Taiji Elastic Power

Essentials of Elastic Power

The elastic force of Taiji - by the quality of which master Huang Xingxian was known and respected throughout the Chinese martial arts world - is mentioned directly in the Taiji Classics but practised and understood by few. What has not been clearly and scientifically explained before to my knowledge, I offer as my personal contribution to Taiji theory.

Muscle Stretch

How many people know that a stretching muscle is up to 10 times stronger than a contracting muscle?

How many understand and utilise the information that the force produced by a contracting muscle decreases with increasing speed of contraction, while the force produced by a stretching muscle increases as the speed of stretching increases?

Who can claim to train the Taiji Form in such a way that the forces pass through the body in a wave of stretching muscles and who under the stress of an agressive force can be so internally relaxed that every active muscle in their body elongates and stretches under that pressure, rather than contracts and shortens in tense resistence?

Who truely knows what causes the energy (Qi), over an extended period of time, to permanently gather in and around the body.

Who understands the long training necessary to strengthen and deepen the Yi (intention).
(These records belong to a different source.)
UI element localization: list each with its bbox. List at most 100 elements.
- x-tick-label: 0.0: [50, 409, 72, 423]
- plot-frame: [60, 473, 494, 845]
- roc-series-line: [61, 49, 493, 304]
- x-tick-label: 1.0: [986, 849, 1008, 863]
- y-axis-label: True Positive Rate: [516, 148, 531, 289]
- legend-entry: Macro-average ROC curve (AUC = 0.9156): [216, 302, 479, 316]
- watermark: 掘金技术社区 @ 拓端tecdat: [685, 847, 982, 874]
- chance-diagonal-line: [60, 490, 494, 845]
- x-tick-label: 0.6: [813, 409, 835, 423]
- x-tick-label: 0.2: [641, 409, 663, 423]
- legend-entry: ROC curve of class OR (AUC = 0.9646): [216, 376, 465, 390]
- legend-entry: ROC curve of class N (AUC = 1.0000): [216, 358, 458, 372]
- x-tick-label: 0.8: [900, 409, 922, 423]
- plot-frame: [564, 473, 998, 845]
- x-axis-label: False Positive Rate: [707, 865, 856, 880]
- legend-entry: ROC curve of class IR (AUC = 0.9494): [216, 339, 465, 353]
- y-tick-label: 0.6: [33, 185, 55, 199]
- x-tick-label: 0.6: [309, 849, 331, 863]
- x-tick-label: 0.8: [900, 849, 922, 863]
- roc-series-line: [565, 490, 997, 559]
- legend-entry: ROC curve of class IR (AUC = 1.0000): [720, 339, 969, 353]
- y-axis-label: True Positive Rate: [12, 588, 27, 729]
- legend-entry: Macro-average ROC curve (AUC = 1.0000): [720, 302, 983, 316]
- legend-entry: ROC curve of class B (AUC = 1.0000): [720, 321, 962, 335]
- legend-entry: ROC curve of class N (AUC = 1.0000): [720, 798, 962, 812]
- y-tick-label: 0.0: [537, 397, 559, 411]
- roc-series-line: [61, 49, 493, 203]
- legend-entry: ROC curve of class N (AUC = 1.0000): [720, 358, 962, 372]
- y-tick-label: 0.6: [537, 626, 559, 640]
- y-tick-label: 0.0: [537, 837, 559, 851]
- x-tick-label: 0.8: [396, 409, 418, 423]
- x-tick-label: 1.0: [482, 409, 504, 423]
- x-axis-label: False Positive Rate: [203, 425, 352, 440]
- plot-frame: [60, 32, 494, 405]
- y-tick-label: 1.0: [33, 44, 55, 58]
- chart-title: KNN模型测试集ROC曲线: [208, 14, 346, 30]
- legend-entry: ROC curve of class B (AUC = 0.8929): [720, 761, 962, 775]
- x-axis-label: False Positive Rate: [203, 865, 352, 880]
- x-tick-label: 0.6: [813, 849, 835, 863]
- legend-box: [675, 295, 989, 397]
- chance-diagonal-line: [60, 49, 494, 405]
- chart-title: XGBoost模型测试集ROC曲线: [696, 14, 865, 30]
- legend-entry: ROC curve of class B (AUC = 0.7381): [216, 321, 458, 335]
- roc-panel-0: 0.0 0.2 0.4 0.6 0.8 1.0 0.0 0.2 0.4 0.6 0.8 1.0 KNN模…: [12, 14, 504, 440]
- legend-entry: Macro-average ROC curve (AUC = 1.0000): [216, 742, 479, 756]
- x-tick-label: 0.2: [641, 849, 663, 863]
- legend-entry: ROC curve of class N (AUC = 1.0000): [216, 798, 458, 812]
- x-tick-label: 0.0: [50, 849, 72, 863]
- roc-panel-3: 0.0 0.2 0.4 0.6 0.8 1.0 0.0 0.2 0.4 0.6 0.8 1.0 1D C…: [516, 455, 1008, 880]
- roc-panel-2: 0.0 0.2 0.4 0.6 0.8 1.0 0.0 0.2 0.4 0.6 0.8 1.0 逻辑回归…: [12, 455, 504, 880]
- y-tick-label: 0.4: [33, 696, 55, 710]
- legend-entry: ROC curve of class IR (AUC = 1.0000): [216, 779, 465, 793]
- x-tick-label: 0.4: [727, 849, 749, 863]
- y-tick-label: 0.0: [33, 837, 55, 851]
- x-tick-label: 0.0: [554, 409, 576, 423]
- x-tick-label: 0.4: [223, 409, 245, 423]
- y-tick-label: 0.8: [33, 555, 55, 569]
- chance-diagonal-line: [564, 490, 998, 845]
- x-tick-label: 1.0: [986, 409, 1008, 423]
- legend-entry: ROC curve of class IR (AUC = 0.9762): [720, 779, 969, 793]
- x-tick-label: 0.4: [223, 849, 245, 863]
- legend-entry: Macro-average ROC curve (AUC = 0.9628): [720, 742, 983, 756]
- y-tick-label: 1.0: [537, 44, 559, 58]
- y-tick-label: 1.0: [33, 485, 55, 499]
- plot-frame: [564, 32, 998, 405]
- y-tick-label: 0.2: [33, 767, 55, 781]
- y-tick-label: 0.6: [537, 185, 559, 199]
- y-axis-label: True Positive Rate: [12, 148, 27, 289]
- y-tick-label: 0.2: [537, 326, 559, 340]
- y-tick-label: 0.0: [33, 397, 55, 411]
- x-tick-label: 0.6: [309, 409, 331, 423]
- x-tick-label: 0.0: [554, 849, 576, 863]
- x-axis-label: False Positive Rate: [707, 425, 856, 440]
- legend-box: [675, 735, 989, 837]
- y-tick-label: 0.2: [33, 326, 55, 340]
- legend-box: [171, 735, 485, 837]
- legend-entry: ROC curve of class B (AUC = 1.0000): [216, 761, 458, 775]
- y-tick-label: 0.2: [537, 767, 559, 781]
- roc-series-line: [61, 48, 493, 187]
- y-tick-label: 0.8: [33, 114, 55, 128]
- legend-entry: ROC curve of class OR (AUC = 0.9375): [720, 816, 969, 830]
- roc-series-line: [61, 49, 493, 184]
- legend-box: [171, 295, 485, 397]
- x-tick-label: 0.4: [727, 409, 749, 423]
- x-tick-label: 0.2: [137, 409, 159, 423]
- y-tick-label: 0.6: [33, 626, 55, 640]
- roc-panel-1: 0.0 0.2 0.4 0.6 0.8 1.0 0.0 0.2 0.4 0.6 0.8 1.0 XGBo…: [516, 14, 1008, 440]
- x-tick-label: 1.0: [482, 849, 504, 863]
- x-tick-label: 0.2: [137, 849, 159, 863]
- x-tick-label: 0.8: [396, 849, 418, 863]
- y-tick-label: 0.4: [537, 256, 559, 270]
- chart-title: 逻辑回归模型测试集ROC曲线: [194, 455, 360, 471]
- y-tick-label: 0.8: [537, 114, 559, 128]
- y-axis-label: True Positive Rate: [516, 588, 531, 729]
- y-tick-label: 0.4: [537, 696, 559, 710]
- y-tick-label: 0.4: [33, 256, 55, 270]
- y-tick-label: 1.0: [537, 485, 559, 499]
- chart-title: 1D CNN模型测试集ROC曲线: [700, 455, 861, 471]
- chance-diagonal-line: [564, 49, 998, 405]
Because only then does the true elastic force (jin) of Taiji appear; motivated by the Yi; energised by the Qi; issued from the root and transmitted through the body in a wave of stretching muscles.

Mechanics of Muscle Stretch

Active muscle stretch occurs during movement as the muscles cycle through the 5 phases - 1.contract, 2.relax, 3.stretch, 4.unstretch and 5.support. This muscle cycle is controlled instinctively from a deep part of the brain which is inaccessable to the superficial mind of untrained people. Contract and relax produce large movements and small forces while stretch and unstretch produce small movements and large forces.

The muscle stretching of which we talk is not the passive stretching movements of Yoga, Qigong or sports training. In fact those are just the opposite. In Yoga or Qigong the body (arms, legs or spine) is extended by actively contracting the extensor muscles, pulling the joints to their extreme thereby passively stretching the ligaments and muscle fibres of the relaxed muscles opposed to those that are being contracted. Neither is it the passive stretching of sports training. There they stretch a relaxed muscle out to its full length by contracting the opposing muscle - statically using a fixed position (sometimes incorporating body weight eg when touching toes) or dynamically using movement (usually incorporating momentum eg in leg swings).

Active stretching leaves the opposing muscle relaxed while we use weight, momentum or a partners pressure to stretch the actively regulated muscle. Physioligists usually call this 'excentric contraction' but that misses many subtle possibilities in this function of the muscle - specifically the ability to control both the resisitance of the muscle and thereby the elastic force generated and further by increasing the resistance of the muscle as it lengthens, to simulate a true elastic stretch and cause a corresponding elastic stretch in the ligaments, muscle fibres, bones and other tissues of the body. This creates a tremendous stored power that can, with the right knowledge and training, be released by allowing an unstretch of these elastic components to ripple through the body.

The muscle cycle

This cycle can be understood by considering what happens when a ball, initially resting on the ground (phase 0), is lifted (phase 1), released (phase 2), compresses against the ground (phase 3), then expands away from the ground (phase 4). Whenever the body moves, the power inside the body changes dramatically through these 5 conditions, but few have the mind training in place to sense it and fewer have the ability to influence and harness it.

Note the refinement that when the movement is slow, releasing the ball allows it to drop almost immediately, whereas when the initial movement is fast the ball, due to momentum, continues upwards as it is released, only falling after slowing to a stop.